The impeachment trial is a supreme issue, whose historical import (this is the first time a Filipino President stands trial on impeachment charges), impinges heavily in the minds of the senators as they weigh the evidence and the authority of a heavily damaged presidency to govern after the trial -- regardless of whether he is acquitted or convicted. They are accountable to public opinion whose weight will bear on them heavily. The trial is not over an ordinary policy issue. It is about the removal of a venal presidency and about the future of democracy. Considerations of public interest and the future of this country plunging into an economic recession are critical factors that challenge the patriotism and statesmanship of the senators.

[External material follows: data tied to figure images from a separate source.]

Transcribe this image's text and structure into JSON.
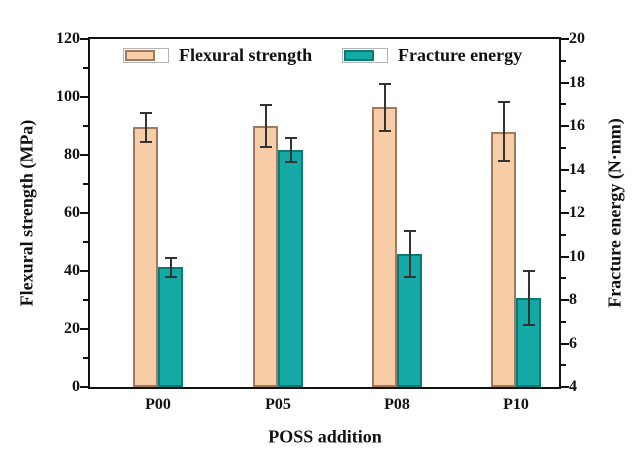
{
  "chart_data": {
    "type": "bar",
    "title": "",
    "xlabel": "POSS addition",
    "categories": [
      "P00",
      "P05",
      "P08",
      "P10"
    ],
    "series": [
      {
        "name": "Flexural strength",
        "axis": "left",
        "unit": "MPa",
        "color": "#f6cda6",
        "border_color": "#a1795f",
        "values": [
          89.5,
          90,
          96.5,
          88
        ],
        "errors": [
          5.5,
          7.5,
          8.5,
          10.5
        ]
      },
      {
        "name": "Fracture energy",
        "axis": "right",
        "unit": "N·mm",
        "color": "#14a9a5",
        "border_color": "#0b7a77",
        "values": [
          9.5,
          14.9,
          10.1,
          8.1
        ],
        "errors": [
          0.5,
          0.6,
          1.1,
          1.3
        ]
      }
    ],
    "left_axis": {
      "label": "Flexural strength (MPa)",
      "min": 0,
      "max": 120,
      "major_ticks": [
        0,
        20,
        40,
        60,
        80,
        100,
        120
      ],
      "minor_step": 10
    },
    "right_axis": {
      "label": "Fracture energy (N·mm)",
      "min": 4,
      "max": 20,
      "major_ticks": [
        4,
        6,
        8,
        10,
        12,
        14,
        16,
        18,
        20
      ],
      "minor_step": 1
    },
    "legend_position": "top-inside",
    "grid": false,
    "error_bars": true,
    "colors": {
      "axis": "#111111",
      "error_bar": "#333333",
      "background": "#ffffff"
    }
  }
}
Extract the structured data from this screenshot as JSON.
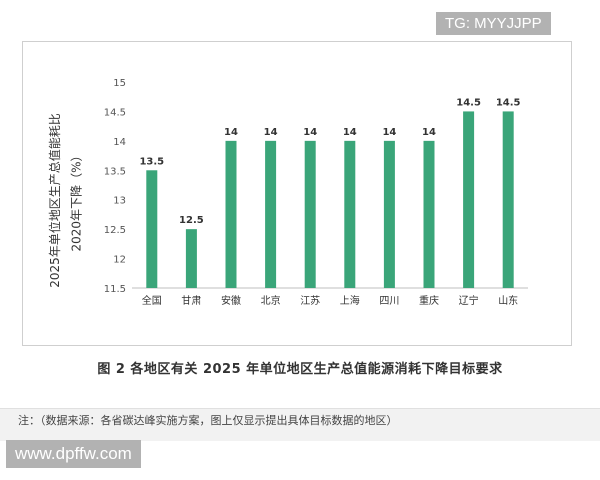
{
  "watermark_top": "TG: MYYJJPP",
  "watermark_bottom": "www.dpffw.com",
  "caption": "图 2   各地区有关 2025 年单位地区生产总值能源消耗下降目标要求",
  "note": "注：（数据来源：各省碳达峰实施方案，图上仅显示提出具体目标数据的地区）",
  "chart_data": {
    "type": "bar",
    "title": "",
    "ylabel_lines": [
      "2025年单位地区生产总值能耗比",
      "2020年下降（%）"
    ],
    "xlabel": "",
    "categories": [
      "全国",
      "甘肃",
      "安徽",
      "北京",
      "江苏",
      "上海",
      "四川",
      "重庆",
      "辽宁",
      "山东"
    ],
    "values": [
      13.5,
      12.5,
      14,
      14,
      14,
      14,
      14,
      14,
      14.5,
      14.5
    ],
    "value_labels": [
      "13.5",
      "12.5",
      "14",
      "14",
      "14",
      "14",
      "14",
      "14",
      "14.5",
      "14.5"
    ],
    "ylim": [
      11.5,
      15
    ],
    "yticks": [
      11.5,
      12,
      12.5,
      13,
      13.5,
      14,
      14.5,
      15
    ],
    "ytick_labels": [
      "11.5",
      "12",
      "12.5",
      "13",
      "13.5",
      "14",
      "14.5",
      "15"
    ],
    "grid": false,
    "bar_color": "#3aa579"
  }
}
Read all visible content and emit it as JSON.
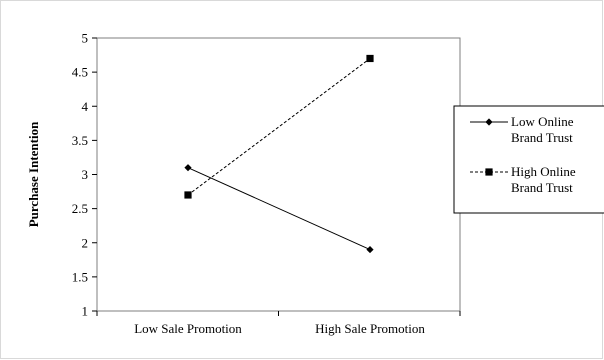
{
  "chart_data": {
    "type": "line",
    "categories": [
      "Low Sale Promotion",
      "High Sale Promotion"
    ],
    "series": [
      {
        "name": "Low Online Brand Trust",
        "legend_lines": [
          "Low Online",
          "Brand Trust"
        ],
        "values": [
          3.1,
          1.9
        ],
        "marker": "diamond",
        "line_style": "solid",
        "color": "#000000"
      },
      {
        "name": "High Online Brand Trust",
        "legend_lines": [
          "High Online",
          "Brand Trust"
        ],
        "values": [
          2.7,
          4.7
        ],
        "marker": "square",
        "line_style": "dashed",
        "color": "#000000"
      }
    ],
    "title": "",
    "xlabel": "",
    "ylabel": "Purchase Intention",
    "ylim": [
      1,
      5
    ],
    "yticks": [
      1,
      1.5,
      2,
      2.5,
      3,
      3.5,
      4,
      4.5,
      5
    ],
    "ytick_labels": [
      "1",
      "1.5",
      "2",
      "2.5",
      "3",
      "3.5",
      "4",
      "4.5",
      "5"
    ],
    "grid": false,
    "legend_position": "right"
  }
}
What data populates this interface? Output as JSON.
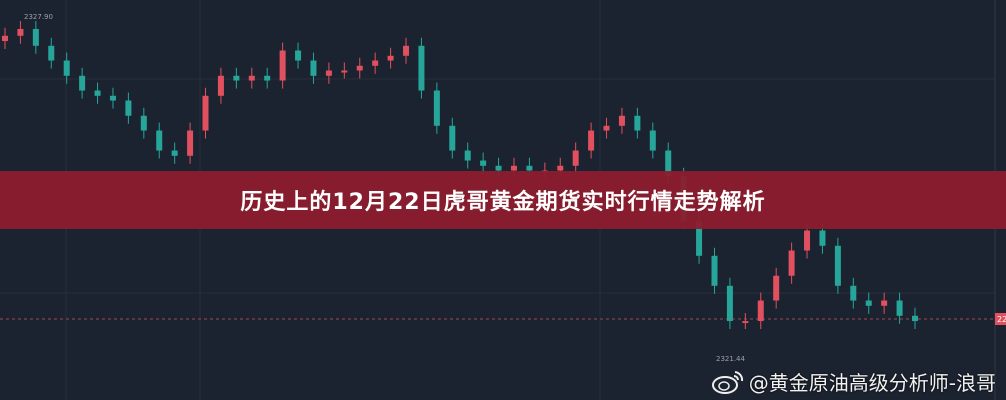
{
  "title": "历史上的12月22日虎哥黄金期货实时行情走势解析",
  "watermark": {
    "icon": "weibo-logo-icon",
    "text": "@黄金原油高级分析师-浪哥"
  },
  "colors": {
    "background": "#1c2330",
    "up": "#e0505f",
    "down": "#26a69a",
    "banner": "#8c1c2e"
  },
  "chart_data": {
    "type": "candlestick",
    "ylim": [
      2320.6,
      2328.2
    ],
    "grid": true,
    "annotations": {
      "high_label": "2327.90",
      "low_label": "2321.44",
      "last_price_tag": "22"
    },
    "close": [
      2327.52,
      2327.65,
      2327.33,
      2327.05,
      2326.76,
      2326.48,
      2326.38,
      2326.29,
      2326.0,
      2325.72,
      2325.34,
      2325.24,
      2325.72,
      2326.38,
      2326.76,
      2326.67,
      2326.76,
      2326.67,
      2327.24,
      2327.05,
      2326.76,
      2326.86,
      2326.86,
      2326.95,
      2327.05,
      2327.14,
      2327.33,
      2326.48,
      2325.81,
      2325.34,
      2325.15,
      2325.05,
      2324.96,
      2325.05,
      2324.96,
      2324.96,
      2325.05,
      2325.34,
      2325.72,
      2325.81,
      2326.0,
      2325.72,
      2325.34,
      2324.86,
      2324.0,
      2323.34,
      2322.77,
      2322.1,
      2322.1,
      2322.49,
      2322.96,
      2323.44,
      2323.82,
      2323.53,
      2322.77,
      2322.49,
      2322.39,
      2322.49,
      2322.2,
      2322.1
    ]
  }
}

The fatal flaw of this reductionist and static calculation is that it ignores the role of historical flukes (or the unexpected catalysts) that have changed the course of Philippine history. A historical fluke -- the betrayal of the Katipunan through information obtained from sacred confession -- moved forward the Cry of Balintawak (or Pugad Lawin) igniting the first people's revolution in Asia.

A fluke, the crude assassination of Benigno Aquino Jr., set in motion the train of events that accelerated the fall of Ferdinand Marcos. A fluke, the military mutiny of Enrile and Gen. Fidel Ramos, sparked the military defections from Marcos and the avalanche of people power at Edsa. A fluke, the exposi of Singson, was the catalyst that sparked the acceleration of public unrest over Estrada's corruption. Another fluke, composed of the defections of Drilon and legislators from LAMP, the defection from the Cabinet and the breakthrough of the impeachment complaints engineered by former Speaker Manuel Villar in the House, changed the political complexion of the crisis of confidence plaguing Estrada.

These flukes were unexpected events driving the tempo of change. Given the volatility of the crisis, no one can say that new flukes could break out and drastically create a turning point in the alignments over the impeachment trial in the Senate.

While no Asian leader has ever been impeached, Filipinos have done precedent-breaking actions in the past -- including the People Power Revolution that inspired similar people's uprising in Asia and Central Europe. The Philippines could be the first democracy to remove a president by impeachment. We like to make scenarios based on known facts and the predictable. But flukes tend to overturn scenarios.